C’est par le prisme du phénomène mondial ChatGPT que l’intelligence artificielle est revenue par la grande porte dans le débat public. Elle est d’ailleurs souvent présentée comme une perspective, quelque chose à venir, à craindre, un fantasme. Or, d’après moi, le fantasme c’est précisément de croire qu’il y en a un, de fantasme donc. En fait, l’IA n’est pas un horizon, elle est une réalité matérielle, palpable, déjà omniprésente dans nos quotidiens avec parfois des moments d’accalmie, où on en parle moins, et parfois des pics, comme en ce moment, où on en parle beaucoup. Mais en fait, de quoi parle-t-on quand on parle d’intelligence artificielle ?
L’intelligence artificielle n’est pas une technologie à proprement parler, mais plutôt un domaine scientifique qui va prendre son envol à la fin de la Seconde Guerre mondiale avec cette question lancinante qui va être posée par Alan Turing [5], l’un des grands chercheurs de cette question-là, qui est : est-ce qu’une machine peut penser ? En bref, l’IA est une discipline scientifique qui va avoir deux grands volets : d’abord son volet en termes de recherche fondamentale, c’est-à-dire comprendre le fonctionnement de l’intelligence humaine pour, peut-être, la reproduire, et un deuxième volet, celui de la recherche appliquée, c’est-à-dire trouver des usages, des cas d’applications pour résoudre des problèmes spécifiques à la place de l’homme. Et là vous avez pléthore de systèmes, d’outils, qui sont dopés à l’intelligence artificielle, par exemple ce qu’on appelle les IA génératives qui vont générer du contenu – texte, voix, code, images, musique ; vous avez des systèmes prédictifs qui vont prédire des résultats, par exemple des logiciels de police ou de justice prédictive ; vous avez aussi des systèmes de recommandation, c’est ce que vous allez retrouver par exemple sur les moteurs de recherche ou sur les réseaux sociaux ; vous allez avoir tout un tas d’outils d’aide à la décision, mais aussi ce qu’on appelle de la domotique intelligente, ces systèmes que vous allez mettre un peu partout chez vous pour vérifier que la nounou est rentrée à l’heure ou pour baisser votre chauffage quand vous êtes à distance ; et enfin, vous avez les fameuses IA militaires, par exemple les armes autonomes, semi-automatiques, les drones, etc.

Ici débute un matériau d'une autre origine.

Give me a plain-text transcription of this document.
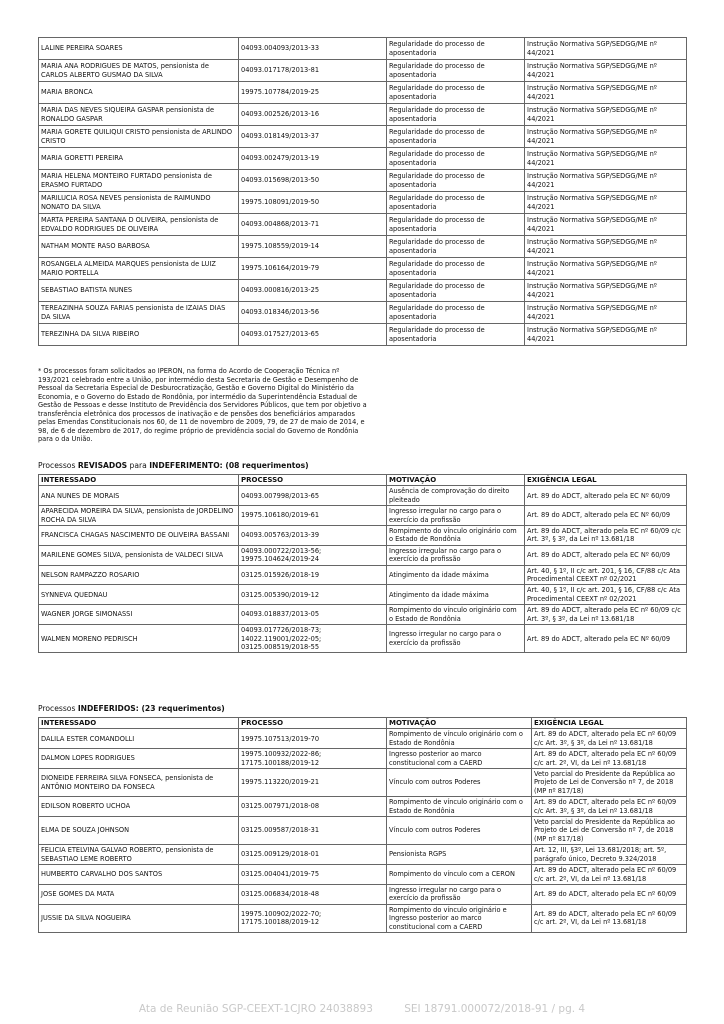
LALINE PEREIRA SOARES	04093.004093/2013-33	Regularidade do processo de aposentadoria	Instrução Normativa SGP/SEDGG/ME nº 44/2021
MARIA ANA RODRIGUES DE MATOS, pensionista de CARLOS ALBERTO GUSMAO DA SILVA	04093.017178/2013-81	Regularidade do processo de aposentadoria	Instrução Normativa SGP/SEDGG/ME nº 44/2021
MARIA BRONCA	19975.107784/2019-25	Regularidade do processo de aposentadoria	Instrução Normativa SGP/SEDGG/ME nº 44/2021
MARIA DAS NEVES SIQUEIRA GASPAR pensionista de RONALDO GASPAR	04093.002526/2013-16	Regularidade do processo de aposentadoria	Instrução Normativa SGP/SEDGG/ME nº 44/2021
MARIA GORETE QUILIQUI CRISTO pensionista de ARLINDO CRISTO	04093.018149/2013-37	Regularidade do processo de aposentadoria	Instrução Normativa SGP/SEDGG/ME nº 44/2021
MARIA GORETTI PEREIRA	04093.002479/2013-19	Regularidade do processo de aposentadoria	Instrução Normativa SGP/SEDGG/ME nº 44/2021
MARIA HELENA MONTEIRO FURTADO pensionista de ERASMO FURTADO	04093.015698/2013-50	Regularidade do processo de aposentadoria	Instrução Normativa SGP/SEDGG/ME nº 44/2021
MARILUCIA ROSA NEVES pensionista de RAIMUNDO NONATO DA SILVA	19975.108091/2019-50	Regularidade do processo de aposentadoria	Instrução Normativa SGP/SEDGG/ME nº 44/2021
MARTA PEREIRA SANTANA D OLIVEIRA, pensionista de EDVALDO RODRIGUES DE OLIVEIRA	04093.004868/2013-71	Regularidade do processo de aposentadoria	Instrução Normativa SGP/SEDGG/ME nº 44/2021
NATHAM MONTE RASO BARBOSA	19975.108559/2019-14	Regularidade do processo de aposentadoria	Instrução Normativa SGP/SEDGG/ME nº 44/2021
ROSANGELA ALMEIDA MARQUES pensionista de LUIZ MARIO PORTELLA	19975.106164/2019-79	Regularidade do processo de aposentadoria	Instrução Normativa SGP/SEDGG/ME nº 44/2021
SEBASTIAO BATISTA NUNES	04093.000816/2013-25	Regularidade do processo de aposentadoria	Instrução Normativa SGP/SEDGG/ME nº 44/2021
TEREAZINHA SOUZA FARIAS pensionista de IZAIAS DIAS DA SILVA	04093.018346/2013-56	Regularidade do processo de aposentadoria	Instrução Normativa SGP/SEDGG/ME nº 44/2021
TEREZINHA DA SILVA RIBEIRO	04093.017527/2013-65	Regularidade do processo de aposentadoria	Instrução Normativa SGP/SEDGG/ME nº 44/2021
* Os processos foram solicitados ao IPERON, na forma do Acordo de Cooperação Técnica nº 193/2021 celebrado entre a União, por intermédio desta Secretaria de Gestão e Desempenho de Pessoal da Secretaria Especial de Desburocratização, Gestão e Governo Digital do Ministério da Economia, e o Governo do Estado de Rondônia, por intermédio da Superintendência Estadual de Gestão de Pessoas e desse Instituto de Previdência dos Servidores Públicos, que tem por objetivo a transferência eletrônica dos processos de inativação e de pensões dos beneficiários amparados pelas Emendas Constitucionais nos 60, de 11 de novembro de 2009, 79, de 27 de maio de 2014, e 98, de 6 de dezembro de 2017, do regime próprio de previdência social do Governo de Rondônia para o da União.
Processos REVISADOS para INDEFERIMENTO: (08 requerimentos)
INTERESSADO	PROCESSO	MOTIVAÇÃO	EXIGÊNCIA LEGAL
ANA NUNES DE MORAIS	04093.007998/2013-65	Ausência de comprovação do direito pleiteado	Art. 89 do ADCT, alterado pela EC Nº 60/09
APARECIDA MOREIRA DA SILVA, pensionista de JORDELINO ROCHA DA SILVA	19975.106180/2019-61	Ingresso irregular no cargo para o exercício da profissão	Art. 89 do ADCT, alterado pela EC Nº 60/09
FRANCISCA CHAGAS NASCIMENTO DE OLIVEIRA BASSANI	04093.005763/2013-39	Rompimento do vínculo originário com o Estado de Rondônia	Art. 89 do ADCT, alterado pela EC nº 60/09 c/c Art. 3º, § 3º, da Lei nº 13.681/18
MARILENE GOMES SILVA, pensionista de VALDECI SILVA	04093.000722/2013-56; 19975.104624/2019-24	Ingresso irregular no cargo para o exercício da profissão	Art. 89 do ADCT, alterado pela EC Nº 60/09
NELSON RAMPAZZO ROSARIO	03125.015926/2018-19	Atingimento da idade máxima	Art. 40, § 1º, II c/c art. 201, § 16, CF/88 c/c Ata Procedimental CEEXT nº 02/2021
SYNNEVA QUEDNAU	03125.005390/2019-12	Atingimento da idade máxima	Art. 40, § 1º, II c/c art. 201, § 16, CF/88 c/c Ata Procedimental CEEXT nº 02/2021
WAGNER JORGE SIMONASSI	04093.018837/2013-05	Rompimento do vínculo originário com o Estado de Rondônia	Art. 89 do ADCT, alterado pela EC nº 60/09 c/c Art. 3º, § 3º, da Lei nº 13.681/18
WALMEN MORENO PEDRISCH	04093.017726/2018-73; 14022.119001/2022-05; 03125.008519/2018-55	Ingresso irregular no cargo para o exercício da profissão	Art. 89 do ADCT, alterado pela EC Nº 60/09
Processos INDEFERIDOS: (23 requerimentos)
INTERESSADO	PROCESSO	MOTIVAÇÃO	EXIGÊNCIA LEGAL
DALILA ESTER COMANDOLLI	19975.107513/2019-70	Rompimento de vínculo originário com o Estado de Rondônia	Art. 89 do ADCT, alterado pela EC nº 60/09 c/c Art. 3º, § 3º, da Lei nº 13.681/18
DALMON LOPES RODRIGUES	19975.100932/2022-86; 17175.100188/2019-12	Ingresso posterior ao marco constitucional com a CAERD	Art. 89 do ADCT, alterado pela EC nº 60/09 c/c art. 2º, VI, da Lei nº 13.681/18
DIONEIDE FERREIRA SILVA FONSECA, pensionista de ANTÔNIO MONTEIRO DA FONSECA	19975.113220/2019-21	Vínculo com outros Poderes	Veto parcial do Presidente da República ao Projeto de Lei de Conversão nº 7, de 2018 (MP nº 817/18)
EDILSON ROBERTO UCHOA	03125.007971/2018-08	Rompimento de vínculo originário com o Estado de Rondônia	Art. 89 do ADCT, alterado pela EC nº 60/09 c/c Art. 3º, § 3º, da Lei nº 13.681/18
ELMA DE SOUZA JOHNSON	03125.009587/2018-31	Vínculo com outros Poderes	Veto parcial do Presidente da República ao Projeto de Lei de Conversão nº 7, de 2018 (MP nº 817/18)
FELICIA ETELVINA GALVAO ROBERTO, pensionista de SEBASTIAO LEME ROBERTO	03125.009129/2018-01	Pensionista RGPS	Art. 12, III, §3º, Lei 13.681/2018; art. 5º, parágrafo único, Decreto 9.324/2018
HUMBERTO CARVALHO DOS SANTOS	03125.004041/2019-75	Rompimento do vínculo com a CERON	Art. 89 do ADCT, alterado pela EC nº 60/09 c/c art. 2º, VI, da Lei nº 13.681/18
JOSE GOMES DA MATA	03125.006834/2018-48	Ingresso irregular no cargo para o exercício da profissão	Art. 89 do ADCT, alterado pela EC nº 60/09
JUSSIE DA SILVA NOGUEIRA	19975.100902/2022-70; 17175.100188/2019-12	Rompimento do vínculo originário e Ingresso posterior ao marco constitucional com a CAERD	Art. 89 do ADCT, alterado pela EC nº 60/09 c/c art. 2º, VI, da Lei nº 13.681/18
Ata de Reunião SGP-CEEXT-1CJRO 24038893	SEI 18791.000072/2018-91 / pg. 4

L’IA, en réalité, qu’on se le dise, est équivalente à ce qu’à été l’électricité en son temps. Elle est multi-usages, omniprésente, incontournable. Elle définit les nouveaux critères de production, de consommation, d’information, d’éducation, même de pratiques démocratiques. Elle est partout, elle est système.
Mais le point sur lequel je veux vraiment insister c’est que la question technologique a en fait toujours sous-tendu les luttes de pouvoir, elle a toujours été un véhicule de puissance, même le papyrus, en son temps, l’était ; pour notre époque, ce sera l’IA.

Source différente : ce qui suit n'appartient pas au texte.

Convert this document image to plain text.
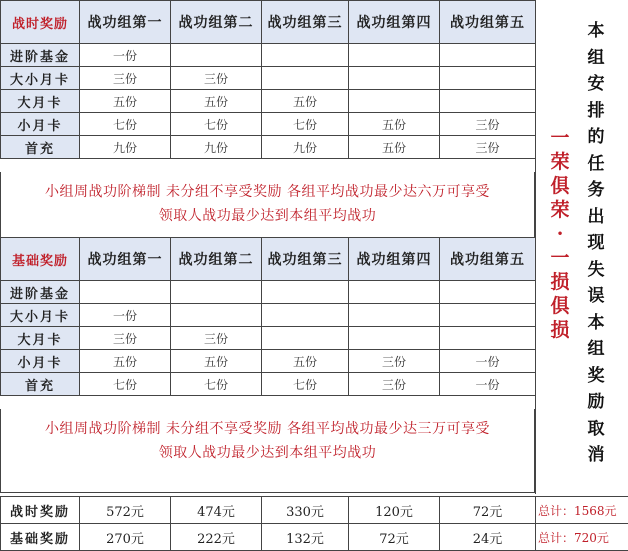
战时奖励	战功组第一	战功组第二	战功组第三	战功组第四	战功组第五
进阶基金	一份				
大小月卡	三份	三份			
大月卡	五份	五份	五份		
小月卡	七份	七份	七份	五份	三份
首充	九份	九份	九份	五份	三份
小组周战功阶梯制 未分组不享受奖励 各组平均战功最少达六万可享受
领取人战功最少达到本组平均战功
基础奖励	战功组第一	战功组第二	战功组第三	战功组第四	战功组第五
进阶基金					
大小月卡	一份				
大月卡	三份	三份			
小月卡	五份	五份	五份	三份	一份
首充	七份	七份	七份	三份	一份
小组周战功阶梯制 未分组不享受奖励 各组平均战功最少达三万可享受
领取人战功最少达到本组平均战功
本
组
安
排
的
任
务
出
现
失
误
本
组
奖
励
取
消
一
荣
俱
荣
·
一
损
俱
损
战时奖励	572元	474元	330元	120元	72元	总计：1568元
基础奖励	270元	222元	132元	72元	24元	总计：720元
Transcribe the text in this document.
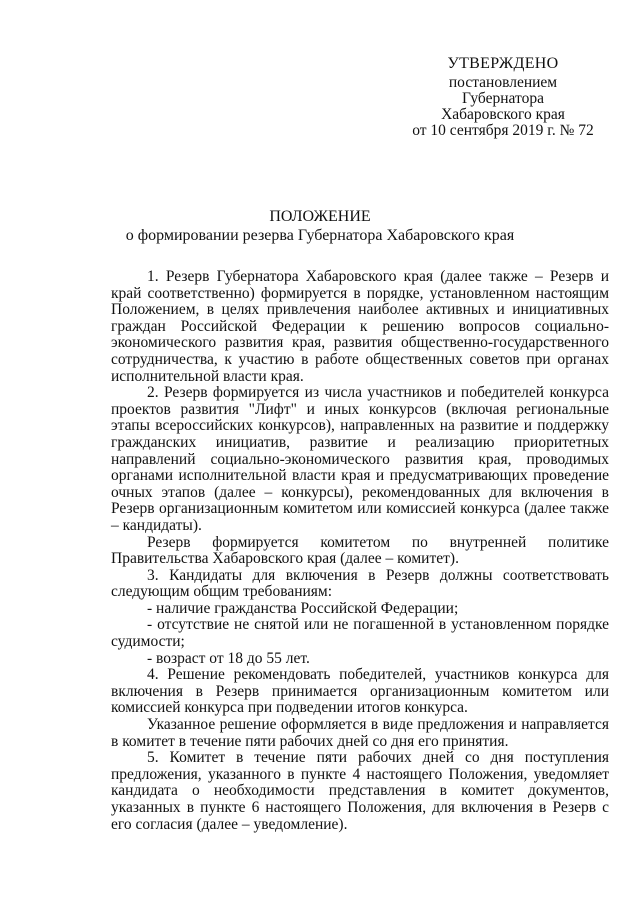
УТВЕРЖДЕНО
постановлением
Губернатора
Хабаровского края
от 10 сентября 2019 г. № 72
ПОЛОЖЕНИЕ
о формировании резерва Губернатора Хабаровского края

1. Резерв Губернатора Хабаровского края (далее также – Резерв и край соответственно) формируется в порядке, установленном настоящим Положением, в целях привлечения наиболее активных и инициативных граждан Российской Федерации к решению вопросов социально-экономического развития края, развития общественно-государственного сотрудничества, к участию в работе общественных советов при органах исполнительной власти края.

2. Резерв формируется из числа участников и победителей конкурса проектов развития "Лифт" и иных конкурсов (включая региональные этапы всероссийских конкурсов), направленных на развитие и поддержку гражданских инициатив, развитие и реализацию приоритетных направлений социально-экономического развития края, проводимых органами исполнительной власти края и предусматривающих проведение очных этапов (далее – конкурсы), рекомендованных для включения в Резерв организационным комитетом или комиссией конкурса (далее также – кандидаты).

Резерв формируется комитетом по внутренней политике Правительства Хабаровского края (далее – комитет).

3. Кандидаты для включения в Резерв должны соответствовать следующим общим требованиям:

- наличие гражданства Российской Федерации;

- отсутствие не снятой или не погашенной в установленном порядке судимости;

- возраст от 18 до 55 лет.

4. Решение рекомендовать победителей, участников конкурса для включения в Резерв принимается организационным комитетом или комиссией конкурса при подведении итогов конкурса.

Указанное решение оформляется в виде предложения и направляется в комитет в течение пяти рабочих дней со дня его принятия.

5. Комитет в течение пяти рабочих дней со дня поступления предложения, указанного в пункте 4 настоящего Положения, уведомляет кандидата о необходимости представления в комитет документов, указанных в пункте 6 настоящего Положения, для включения в Резерв с его согласия (далее – уведомление).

Voix off : Coup de projecteur sur l’intelligence artificielle : l’Homme en évolution ou en révolution ?
Asma Mhalla : La lutte se joue sur trois grands fronts, d’abord sur le plan géopolitique : la rivalité aujourd’hui entre États-Unis et Chine se joue notamment sur la question technologique et en particulier la domination de l’intelligence artificielle, surtout à des fins militaires.
Ces fameuses luttes de pouvoir se jouent aussi dans le champ idéologique. La technologie n’a de réelle valeur – à mon sens en tout cas parce que j’ai un prisme politique davantage que technique – en cela qu’elle encapsule des normes, donc une vision du monde. En gros, si je résume, celui qui détient la technologie en contrôle l’intention politique.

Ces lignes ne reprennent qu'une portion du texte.